Aw hell, Monroe thought. The bottle of wine was a third drunk, and the Merck Manual was an old one he’d got out of the pharmacology trash basket.
“You were always ugly to me. Is Jerry Silas out there? I want to see him. I have a crush on him,” she said.
She’s with it. She’s not in shock, Monroe thought.
“I’m not going to let them in,” he said.
Two men were outside the door, falling on the porch and yelling to him.
“You don’t like Silas, Mother. We all knew he was. . he lifted weights. Didn’t just lift them. The weights possessed him. He sent off for special underwear and for red oil to rub on his body. He bought a camera that he could activate from across the room while he lay on his bed, flexing. He’ll kill himself when his stomach muscles start sagging.”
Oh, but they didn’t sag, Mother Rooney thought, when I walked in on him and he was naked and stiff, but twinkling in his eyes so joyously that it was clear he couldn’t hurt a woman in all his health, either. He would have been tender, friendly, out-of-doors with you. Oh, he maketh me to lie down in green pastures, but where was he and where was his pasture? And, yes, he restoreth my soul, but all I got was used up. And, yes, his rod and staff, they comfort me — and they would have, but where was he, and where was the comfort I was entitled to? My cup runneth over with hurt-juice.
“Mr. Silas wanted me to be thirty again,” Mother Rooney said.
Monroe leaned on the stairwell with his head in his hands. He yelled out to the porch for them to shut up. He opened the Merck Manual and began turning pages.
“You cannot like him. You cannot like any of us. We were the ugliest people as a group. Didn’t you see how marked out for losing we all were? Hammack, Worley, Delph. I sometimes wondered how all we shits got ganged up in this — this beautiful house. But especially you can’t like Silas. Silas breathes out a smell of broiler shanties and rotten pine, and he is always sweating.
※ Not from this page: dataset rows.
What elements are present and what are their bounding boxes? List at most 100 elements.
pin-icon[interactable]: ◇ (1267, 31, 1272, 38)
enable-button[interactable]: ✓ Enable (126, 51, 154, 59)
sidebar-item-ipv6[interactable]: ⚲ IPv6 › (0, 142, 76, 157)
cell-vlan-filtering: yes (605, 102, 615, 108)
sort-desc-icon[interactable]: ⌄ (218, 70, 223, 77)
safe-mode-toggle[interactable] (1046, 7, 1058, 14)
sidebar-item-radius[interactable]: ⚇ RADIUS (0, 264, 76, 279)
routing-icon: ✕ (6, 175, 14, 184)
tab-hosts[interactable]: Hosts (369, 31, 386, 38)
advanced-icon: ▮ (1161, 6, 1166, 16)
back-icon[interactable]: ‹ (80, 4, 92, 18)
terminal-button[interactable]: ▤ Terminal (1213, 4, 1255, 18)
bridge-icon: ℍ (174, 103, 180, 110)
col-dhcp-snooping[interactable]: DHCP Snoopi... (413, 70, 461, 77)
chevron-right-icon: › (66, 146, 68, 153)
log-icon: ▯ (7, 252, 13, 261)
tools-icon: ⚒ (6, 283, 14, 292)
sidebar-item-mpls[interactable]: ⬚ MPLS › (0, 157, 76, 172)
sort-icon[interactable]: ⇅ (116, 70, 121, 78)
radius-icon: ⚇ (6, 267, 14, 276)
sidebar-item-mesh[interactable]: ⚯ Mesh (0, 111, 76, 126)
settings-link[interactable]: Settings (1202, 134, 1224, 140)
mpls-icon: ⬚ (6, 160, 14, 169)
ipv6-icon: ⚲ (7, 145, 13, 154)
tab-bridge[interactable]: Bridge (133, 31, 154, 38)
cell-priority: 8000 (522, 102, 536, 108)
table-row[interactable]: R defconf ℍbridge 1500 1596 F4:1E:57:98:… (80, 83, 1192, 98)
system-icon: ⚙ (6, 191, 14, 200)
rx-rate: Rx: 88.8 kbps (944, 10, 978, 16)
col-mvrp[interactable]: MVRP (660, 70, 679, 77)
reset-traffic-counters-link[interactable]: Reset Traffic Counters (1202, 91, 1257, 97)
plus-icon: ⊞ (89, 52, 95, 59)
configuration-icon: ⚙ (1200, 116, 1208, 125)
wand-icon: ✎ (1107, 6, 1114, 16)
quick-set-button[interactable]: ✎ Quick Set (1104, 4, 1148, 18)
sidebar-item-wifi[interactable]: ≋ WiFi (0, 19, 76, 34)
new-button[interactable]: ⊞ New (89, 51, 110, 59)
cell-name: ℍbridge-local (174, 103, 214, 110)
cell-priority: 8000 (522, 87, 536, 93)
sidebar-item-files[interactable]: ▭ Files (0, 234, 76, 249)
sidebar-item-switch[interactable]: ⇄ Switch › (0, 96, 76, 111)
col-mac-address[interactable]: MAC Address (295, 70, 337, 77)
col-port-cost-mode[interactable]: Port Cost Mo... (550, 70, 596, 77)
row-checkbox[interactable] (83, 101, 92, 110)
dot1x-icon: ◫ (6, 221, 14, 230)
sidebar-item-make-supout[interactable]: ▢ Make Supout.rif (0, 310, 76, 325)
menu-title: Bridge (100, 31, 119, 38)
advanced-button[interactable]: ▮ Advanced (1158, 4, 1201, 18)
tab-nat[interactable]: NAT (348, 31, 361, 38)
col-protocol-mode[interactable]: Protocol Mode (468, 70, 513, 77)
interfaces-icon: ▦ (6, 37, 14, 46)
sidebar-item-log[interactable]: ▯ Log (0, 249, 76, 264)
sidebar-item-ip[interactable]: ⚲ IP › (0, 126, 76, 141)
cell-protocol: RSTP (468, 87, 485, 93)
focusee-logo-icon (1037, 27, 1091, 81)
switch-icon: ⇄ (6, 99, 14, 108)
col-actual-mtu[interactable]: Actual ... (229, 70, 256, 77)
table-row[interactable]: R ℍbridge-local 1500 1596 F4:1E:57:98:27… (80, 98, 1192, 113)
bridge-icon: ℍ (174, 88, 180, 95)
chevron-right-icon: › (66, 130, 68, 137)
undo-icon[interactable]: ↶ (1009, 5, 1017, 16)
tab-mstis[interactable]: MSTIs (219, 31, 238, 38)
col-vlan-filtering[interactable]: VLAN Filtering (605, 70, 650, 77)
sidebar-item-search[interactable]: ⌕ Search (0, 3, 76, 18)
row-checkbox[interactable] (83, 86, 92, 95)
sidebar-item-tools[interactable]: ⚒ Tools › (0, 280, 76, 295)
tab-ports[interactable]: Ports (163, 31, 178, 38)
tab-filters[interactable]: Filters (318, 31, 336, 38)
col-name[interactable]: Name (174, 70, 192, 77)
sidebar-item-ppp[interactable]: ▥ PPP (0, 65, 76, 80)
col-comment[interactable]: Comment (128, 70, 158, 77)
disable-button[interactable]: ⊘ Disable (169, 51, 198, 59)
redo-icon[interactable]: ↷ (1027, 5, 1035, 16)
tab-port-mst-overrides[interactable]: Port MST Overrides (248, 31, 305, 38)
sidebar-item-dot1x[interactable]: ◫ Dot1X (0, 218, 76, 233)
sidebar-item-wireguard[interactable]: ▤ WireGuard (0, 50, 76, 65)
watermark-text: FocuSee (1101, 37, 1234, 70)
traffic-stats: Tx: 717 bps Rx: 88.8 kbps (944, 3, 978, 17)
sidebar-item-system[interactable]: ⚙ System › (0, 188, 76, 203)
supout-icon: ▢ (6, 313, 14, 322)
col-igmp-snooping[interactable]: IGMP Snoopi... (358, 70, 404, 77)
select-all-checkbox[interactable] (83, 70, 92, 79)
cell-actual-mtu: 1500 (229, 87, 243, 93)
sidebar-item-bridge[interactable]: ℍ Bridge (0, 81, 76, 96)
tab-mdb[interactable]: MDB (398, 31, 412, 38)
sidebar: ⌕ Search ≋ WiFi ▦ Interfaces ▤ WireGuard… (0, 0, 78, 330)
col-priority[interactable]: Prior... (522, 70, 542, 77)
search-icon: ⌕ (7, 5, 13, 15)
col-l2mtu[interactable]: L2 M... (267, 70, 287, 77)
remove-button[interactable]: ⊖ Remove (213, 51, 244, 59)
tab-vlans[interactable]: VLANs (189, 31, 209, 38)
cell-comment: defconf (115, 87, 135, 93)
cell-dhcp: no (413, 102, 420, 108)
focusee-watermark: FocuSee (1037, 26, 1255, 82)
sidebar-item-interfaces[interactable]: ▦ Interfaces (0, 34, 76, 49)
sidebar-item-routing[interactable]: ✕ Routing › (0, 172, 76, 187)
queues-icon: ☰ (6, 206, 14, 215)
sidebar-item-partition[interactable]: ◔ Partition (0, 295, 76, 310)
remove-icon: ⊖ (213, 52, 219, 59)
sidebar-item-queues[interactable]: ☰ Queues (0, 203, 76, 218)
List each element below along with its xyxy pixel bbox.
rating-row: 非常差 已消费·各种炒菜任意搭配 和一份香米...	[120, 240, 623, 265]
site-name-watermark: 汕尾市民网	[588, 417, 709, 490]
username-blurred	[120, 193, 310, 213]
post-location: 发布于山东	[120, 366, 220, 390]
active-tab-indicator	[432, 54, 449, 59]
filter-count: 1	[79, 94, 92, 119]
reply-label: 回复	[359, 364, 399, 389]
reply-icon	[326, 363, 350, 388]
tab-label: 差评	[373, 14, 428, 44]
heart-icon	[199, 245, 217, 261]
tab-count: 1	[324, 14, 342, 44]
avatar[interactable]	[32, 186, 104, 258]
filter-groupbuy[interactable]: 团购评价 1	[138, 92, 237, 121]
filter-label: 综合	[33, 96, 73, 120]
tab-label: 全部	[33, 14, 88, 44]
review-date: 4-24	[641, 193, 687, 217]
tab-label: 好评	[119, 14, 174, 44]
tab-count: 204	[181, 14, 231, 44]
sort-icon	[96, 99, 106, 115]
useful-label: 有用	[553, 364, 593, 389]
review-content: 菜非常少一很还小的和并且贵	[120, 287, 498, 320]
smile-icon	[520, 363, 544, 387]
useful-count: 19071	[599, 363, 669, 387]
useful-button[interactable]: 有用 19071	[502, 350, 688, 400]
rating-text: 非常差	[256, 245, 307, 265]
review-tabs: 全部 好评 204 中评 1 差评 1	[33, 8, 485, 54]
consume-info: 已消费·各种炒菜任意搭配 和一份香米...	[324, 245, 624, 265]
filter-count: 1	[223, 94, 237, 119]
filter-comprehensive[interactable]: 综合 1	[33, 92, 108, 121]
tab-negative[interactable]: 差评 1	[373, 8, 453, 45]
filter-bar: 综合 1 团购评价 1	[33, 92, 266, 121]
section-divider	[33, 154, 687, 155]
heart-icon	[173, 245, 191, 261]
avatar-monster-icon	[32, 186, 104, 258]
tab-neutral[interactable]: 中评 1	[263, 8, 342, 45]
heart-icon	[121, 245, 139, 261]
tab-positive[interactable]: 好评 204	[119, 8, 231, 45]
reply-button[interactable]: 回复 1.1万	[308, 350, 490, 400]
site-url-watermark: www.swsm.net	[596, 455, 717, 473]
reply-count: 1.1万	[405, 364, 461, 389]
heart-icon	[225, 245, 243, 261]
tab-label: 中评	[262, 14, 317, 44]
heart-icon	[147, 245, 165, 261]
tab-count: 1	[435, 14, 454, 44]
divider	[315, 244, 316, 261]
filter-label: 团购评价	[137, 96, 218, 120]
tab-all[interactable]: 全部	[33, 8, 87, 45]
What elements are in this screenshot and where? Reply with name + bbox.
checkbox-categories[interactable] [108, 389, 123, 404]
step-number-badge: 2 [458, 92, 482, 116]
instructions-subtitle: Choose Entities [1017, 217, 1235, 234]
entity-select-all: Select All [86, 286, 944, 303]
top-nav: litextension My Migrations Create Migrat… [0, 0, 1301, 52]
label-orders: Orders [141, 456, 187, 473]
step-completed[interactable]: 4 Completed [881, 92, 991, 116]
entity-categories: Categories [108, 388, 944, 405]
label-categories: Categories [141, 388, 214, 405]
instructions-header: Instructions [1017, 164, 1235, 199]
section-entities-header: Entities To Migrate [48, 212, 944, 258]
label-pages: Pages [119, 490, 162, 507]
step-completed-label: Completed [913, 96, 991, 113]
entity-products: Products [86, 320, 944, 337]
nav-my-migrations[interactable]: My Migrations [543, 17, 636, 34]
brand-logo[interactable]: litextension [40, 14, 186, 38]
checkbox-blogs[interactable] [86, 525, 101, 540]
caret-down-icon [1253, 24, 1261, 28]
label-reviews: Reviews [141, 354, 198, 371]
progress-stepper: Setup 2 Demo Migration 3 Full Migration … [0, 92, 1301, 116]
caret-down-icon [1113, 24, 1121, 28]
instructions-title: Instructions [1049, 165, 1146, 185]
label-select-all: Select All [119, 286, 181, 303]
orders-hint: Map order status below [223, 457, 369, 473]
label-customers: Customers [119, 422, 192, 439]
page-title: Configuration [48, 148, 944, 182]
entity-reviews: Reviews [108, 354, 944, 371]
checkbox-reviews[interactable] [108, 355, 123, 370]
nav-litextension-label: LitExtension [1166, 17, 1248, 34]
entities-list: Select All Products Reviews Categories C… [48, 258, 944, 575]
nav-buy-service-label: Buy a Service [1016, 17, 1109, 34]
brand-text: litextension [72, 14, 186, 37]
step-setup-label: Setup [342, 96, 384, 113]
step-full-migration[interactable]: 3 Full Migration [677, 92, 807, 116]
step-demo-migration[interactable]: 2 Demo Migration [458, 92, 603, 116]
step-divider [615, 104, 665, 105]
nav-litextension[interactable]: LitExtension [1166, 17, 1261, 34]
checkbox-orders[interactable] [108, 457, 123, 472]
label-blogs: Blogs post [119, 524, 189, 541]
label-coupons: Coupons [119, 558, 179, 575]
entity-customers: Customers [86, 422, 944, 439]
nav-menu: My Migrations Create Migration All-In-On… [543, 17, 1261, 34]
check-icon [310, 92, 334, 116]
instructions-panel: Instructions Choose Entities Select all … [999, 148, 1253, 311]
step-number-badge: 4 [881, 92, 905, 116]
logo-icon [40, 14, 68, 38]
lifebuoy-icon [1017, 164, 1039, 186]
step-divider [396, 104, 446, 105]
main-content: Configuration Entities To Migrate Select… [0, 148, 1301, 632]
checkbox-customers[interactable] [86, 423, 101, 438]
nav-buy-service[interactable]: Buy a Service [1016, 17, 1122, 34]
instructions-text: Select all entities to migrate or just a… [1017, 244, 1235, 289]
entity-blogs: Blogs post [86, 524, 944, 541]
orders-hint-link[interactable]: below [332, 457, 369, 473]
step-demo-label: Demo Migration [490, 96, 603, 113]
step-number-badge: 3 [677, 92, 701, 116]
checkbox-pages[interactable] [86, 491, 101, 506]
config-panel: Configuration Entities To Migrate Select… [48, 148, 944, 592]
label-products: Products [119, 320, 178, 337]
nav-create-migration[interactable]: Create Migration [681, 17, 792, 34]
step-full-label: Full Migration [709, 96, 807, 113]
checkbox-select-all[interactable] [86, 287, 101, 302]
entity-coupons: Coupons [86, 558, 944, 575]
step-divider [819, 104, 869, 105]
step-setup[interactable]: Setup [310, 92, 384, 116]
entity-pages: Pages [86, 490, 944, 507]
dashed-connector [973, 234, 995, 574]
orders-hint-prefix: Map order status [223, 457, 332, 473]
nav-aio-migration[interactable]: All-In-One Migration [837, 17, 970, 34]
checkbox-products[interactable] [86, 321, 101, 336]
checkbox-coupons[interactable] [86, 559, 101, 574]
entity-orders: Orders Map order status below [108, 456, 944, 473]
He’s lost his job at the music store, but he flourishes on, trying in different ways to prove that he is not from Fig Newton, Mississippi, that a certain type of mass-produceable chicken wasn’t named after his father.”
“You are very sharp toward others,” Mother Rooney said.
“Oh, I know, me,” Harry Monroe said. “A man who was so bad in music he was booted out of the Jackson symphony, and now almost failing med school.”
“But you keep on being so cruel to me. You won’t open the door and let me see those boys. There are two boys out there, aren’t there?”
“One of them isn’t a boy,” Monroe said.
It was strange to him to hear the two on the porch, still savagely drunk, and to realize that he himself, who had put down more than any of them, was now sober as Mother Rooney was.
He said, “The fellow with Silas is seventy years old. He was at the Dutch Bar and we thought we’d bring him over as a — a gift, a present to you. The old guy is ready to be your companion from now on out; he already has a crush on you, Mother. Listen!”
She had begun to rise, hissing at him.
“I know it’s horrible now. But I and Silas wanted to make amends to you, really. We are so sorry for what happened in this house. You know, it started with the little joking insults, and then it grew to where hurting you was a cult. You really occupied us. Especially those of us who were taking a lot of bad traffic in the shit of the outer world and were originally endowed with a great amount of rottenness in our personal selves. The next thing would’ve been murdering you. I always felt the police were ready to break in any minute.”
“You prissy little scholar. I could’ve taken it,” Mother Rooney said. “You don’t know the hurt that’s come to me. It tells me I’m alive, hurting.”
Monroe looked at her forlornly. “Do you think you can take that pin wound in your chest now?”
“I don’t know.” Mother Rooney sank, remembering the pin. What to do? Monroe wondered. He drew away into the dining room and sat on the couch. “Puncture” was all he remembered. He was very busy with the Merck, after making the phone call. She heard the pages ruffling and Harry mumbling.